Asko, sapaannya, juga mengakui sampai saat ini masih belum tau mekanisme untuk penerapan kebijakan tersebut. Dirinya menyampaikan, saat ini masih memantau kondisi lapangan untuk pelaksanaan kebijakan cukai MBDK dan plastik.
“Itu ada di BKF, belum tau [mekanismenya seperti apa]. Target bisa kami sesuaikan, kan kami kebijakan harus lihat kondisi lapangan,” lanjutnya.
Baca Juga
Selain pajak, cukai menjadi sumber penerimaan untuk memenuhi kebutuhan negara. Dalam dokumen Kerangka Ekonomi Makro dan Pokok-Pokok Kebijakan Fiskal (KEM-PPKF) 2025, tercantum bahwa cukai MBDK dan plastik menjadi salah satu cara untuk mendorong penerimaan negara.
Artinya, bila tidak ada penerimaan dari cukai tersebut, penerimaan negara yang ditargetkan akan hilang.

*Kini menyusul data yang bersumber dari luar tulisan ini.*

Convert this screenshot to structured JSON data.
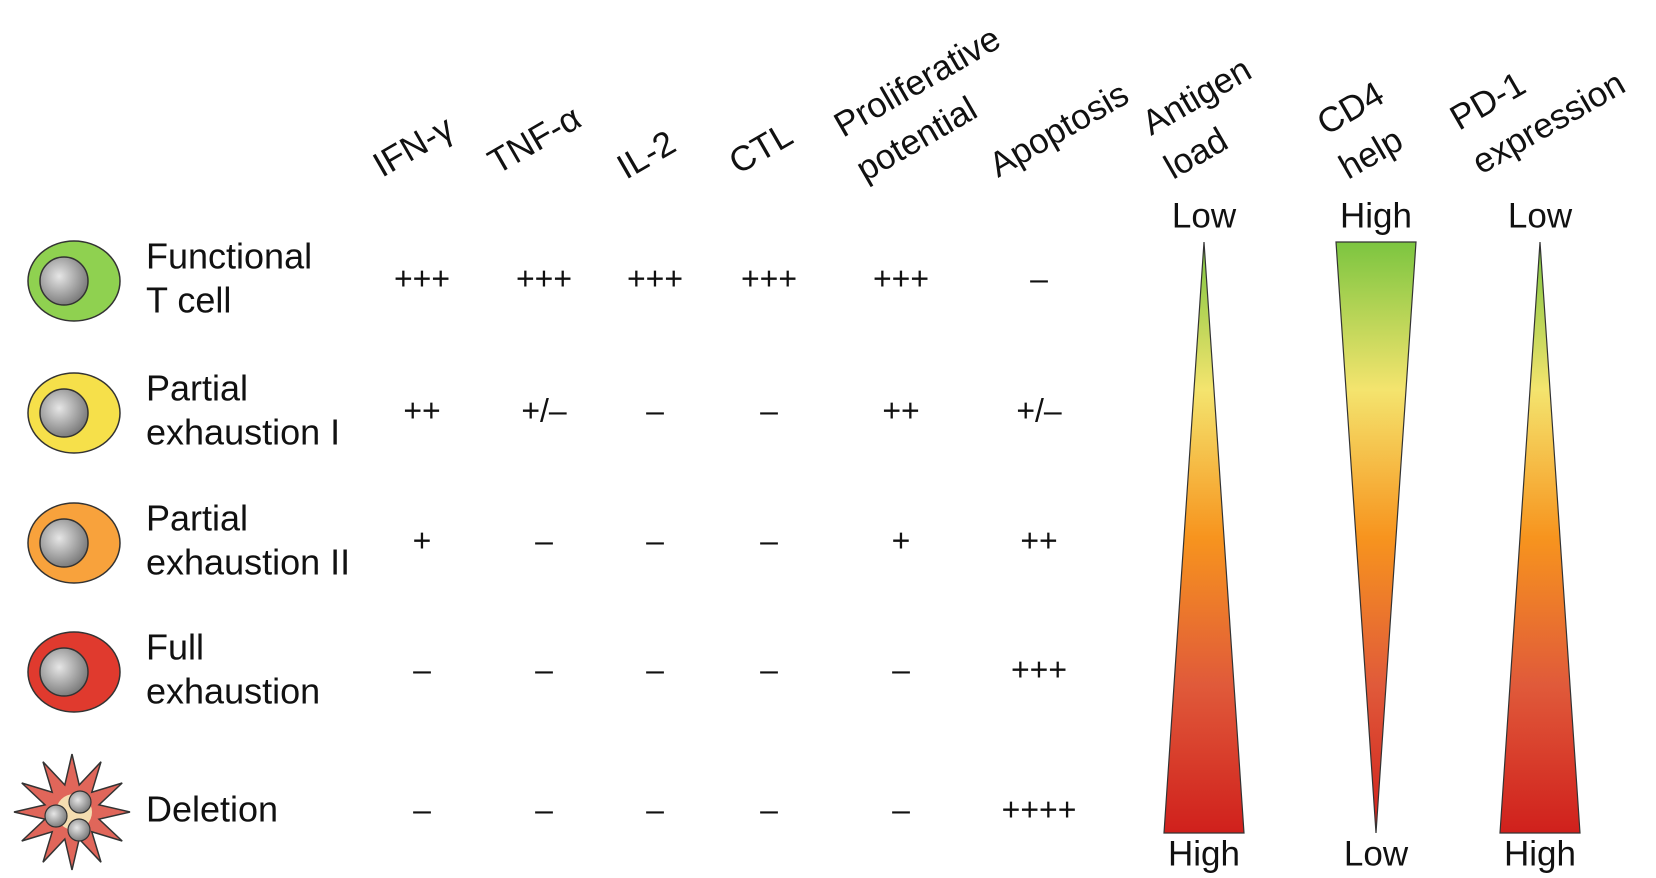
{
  "columns": [
    [
      "IFN-γ"
    ],
    [
      "TNF-α"
    ],
    [
      "IL-2"
    ],
    [
      "CTL"
    ],
    [
      "Proliferative",
      "potential"
    ],
    [
      "Apoptosis"
    ]
  ],
  "gradients": [
    {
      "label": [
        "Antigen",
        "load"
      ],
      "top": "Low",
      "bottom": "High"
    },
    {
      "label": [
        "CD4",
        "help"
      ],
      "top": "High",
      "bottom": "Low"
    },
    {
      "label": [
        "PD-1",
        "expression"
      ],
      "top": "Low",
      "bottom": "High"
    }
  ],
  "rows": [
    {
      "label": [
        "Functional",
        "T cell"
      ],
      "values": [
        "+++",
        "+++",
        "+++",
        "+++",
        "+++",
        "–"
      ]
    },
    {
      "label": [
        "Partial",
        "exhaustion I"
      ],
      "values": [
        "++",
        "+/–",
        "–",
        "–",
        "++",
        "+/–"
      ]
    },
    {
      "label": [
        "Partial",
        "exhaustion II"
      ],
      "values": [
        "+",
        "–",
        "–",
        "–",
        "+",
        "++"
      ]
    },
    {
      "label": [
        "Full",
        "exhaustion"
      ],
      "values": [
        "–",
        "–",
        "–",
        "–",
        "–",
        "+++"
      ]
    },
    {
      "label": [
        "Deletion"
      ],
      "values": [
        "–",
        "–",
        "–",
        "–",
        "–",
        "++++"
      ]
    }
  ]
}
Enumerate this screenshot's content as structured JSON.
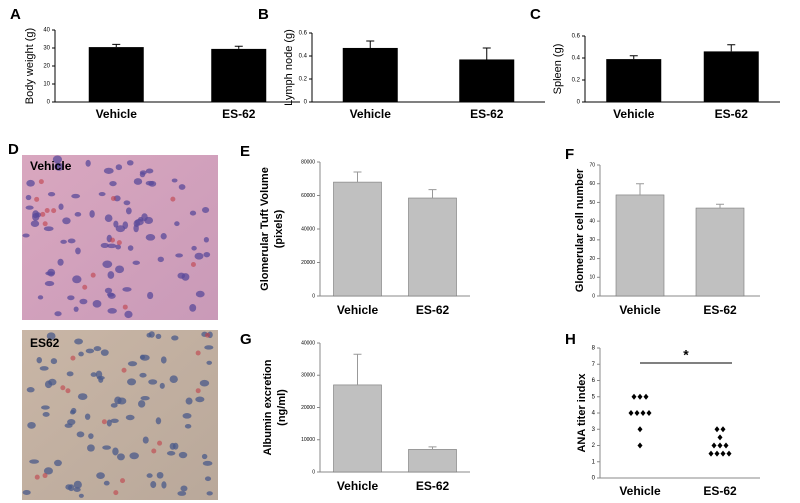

Direktur Eksekutif dan Analis Kebijakan Pajak Pratama-Kreston Tax Reserch Institute Prianto Budi Saptono menyampaikan pada dasarnya kebijakan ini fokus kepada pengendalian MBDK dan plastik, bukan kepada penerimaan.
“Hasil pemungutan cukai tersebut digunakan untuk menanggulangi dampak negatif dari konsumsi gula dan plastik. Jadi, ketika aturan cukai tersebut mundur, artinya tidak ada pengendalian konsumsi gula dan plastik melalui instrumen fiskal,” tuturnya, Selasa (11/6/2024).
Terganjal Faktor Politik
Manajer Riset dari Center for Indonesia Taxation Analysis (CITA) Fajry Akbar melihat maju mundur implementasi cukai minuman manis dan plastik ini tampaknya akibar faktor politik pada masa transisi. Proses politik, meski masa pemilu sudah usai, menjadi penghambat dalam pembentukan aturan turunan implementasi kebijakan ekstensifikasi.